Whilst transport infrastructures remain finding cutting-edge ways to increase passenger numbers and increase efficiencies, these advances will not be a substitute for the need for future financing of infrastructures. Throughout New York State, 610 small and large sewage plants are responsible for maintaining the purity and safety of waters. But the ageing nature of the state' s infrastructures has become a serious issue - 1 in 4 New York sewage plants have a 30-year service lifecycle, the average age of sewage facility equipping is 30+ years, and 30% of the 22,000 subterranean sewer leagues are 60+ years old and operate beyond their useful age.

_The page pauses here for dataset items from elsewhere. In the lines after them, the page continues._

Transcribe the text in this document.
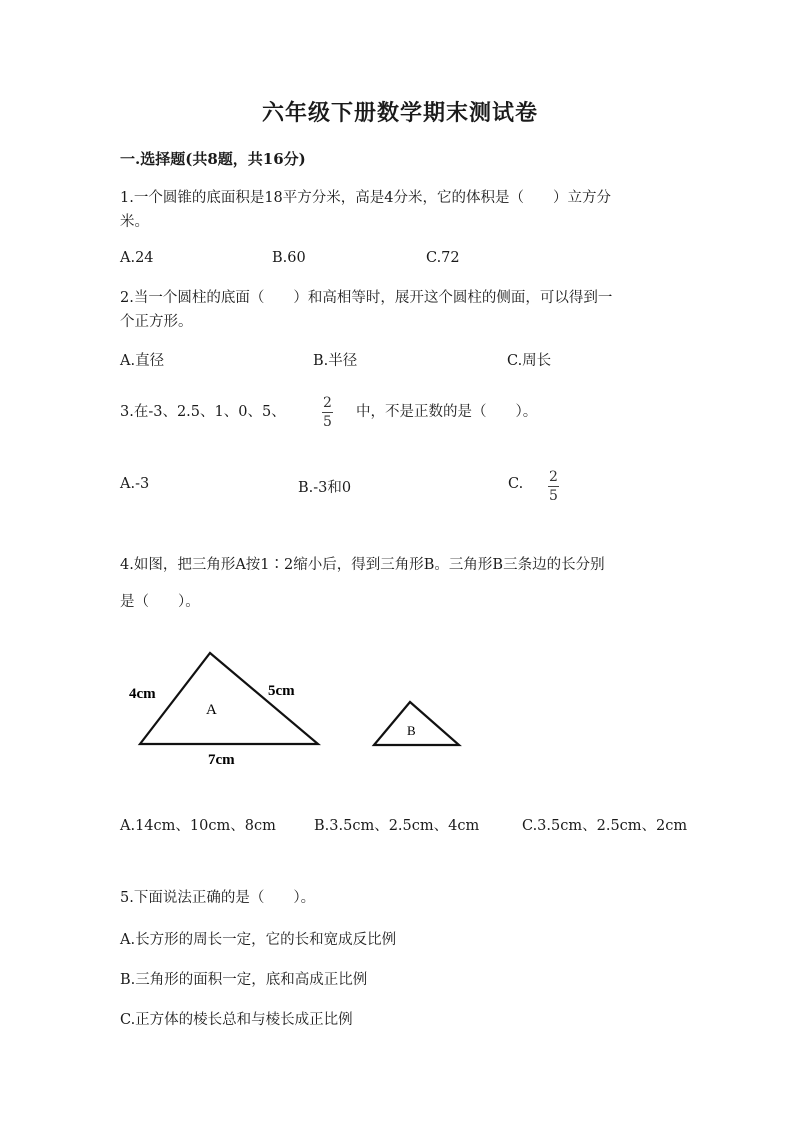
六年级下册数学期末测试卷
一.选择题(共8题，共16分)
1.一个圆锥的底面积是18平方分米，高是4分米，它的体积是（　　）立方分
米。
A.24	B.60	C.72
2.当一个圆柱的底面（　　）和高相等时，展开这个圆柱的侧面，可以得到一
个正方形。
A.直径	B.半径	C.周长
3.在-3、2.5、1、0、5、
2
5
中，不是正数的是（　　）。
A.-3	B.-3和0	C. 2
5
4.如图，把三角形A按1∶2缩小后，得到三角形B。三角形B三条边的长分别
是（　　）。
A
B
4cm	5cm
7cm
A.14cm、10cm、8cm	B.3.5cm、2.5cm、4cm	C.3.5cm、2.5cm、2cm
5.下面说法正确的是（　　）。
A.长方形的周长一定，它的长和宽成反比例
B.三角形的面积一定，底和高成正比例
C.正方体的棱长总和与棱长成正比例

Repairing, replacing and upgrading New York's sewerage system would require $36.2 billion in 20 years. The New York Sewerage Financing Programme is just not enough to make half of the necessary reinvestments in the country's infrastructures; for every US Dollars needed, only 20 Cent will be spent on purifying the NYW. The infrastructural issues of our country can be solved if we are leaders and committed to putting good thinking into practice.
To improve the quality of our infra-structure, we need to look for and implement a broad spectrum of options. It is no longer possible for us to postpone investments in our country's crucial infrastructural sys-tems. Intelligent investments will only be possible with management, budgeting and a clear visions for the country's infrastructures. To make our infrastructures more robust, we need to use new methods, raw material and technology.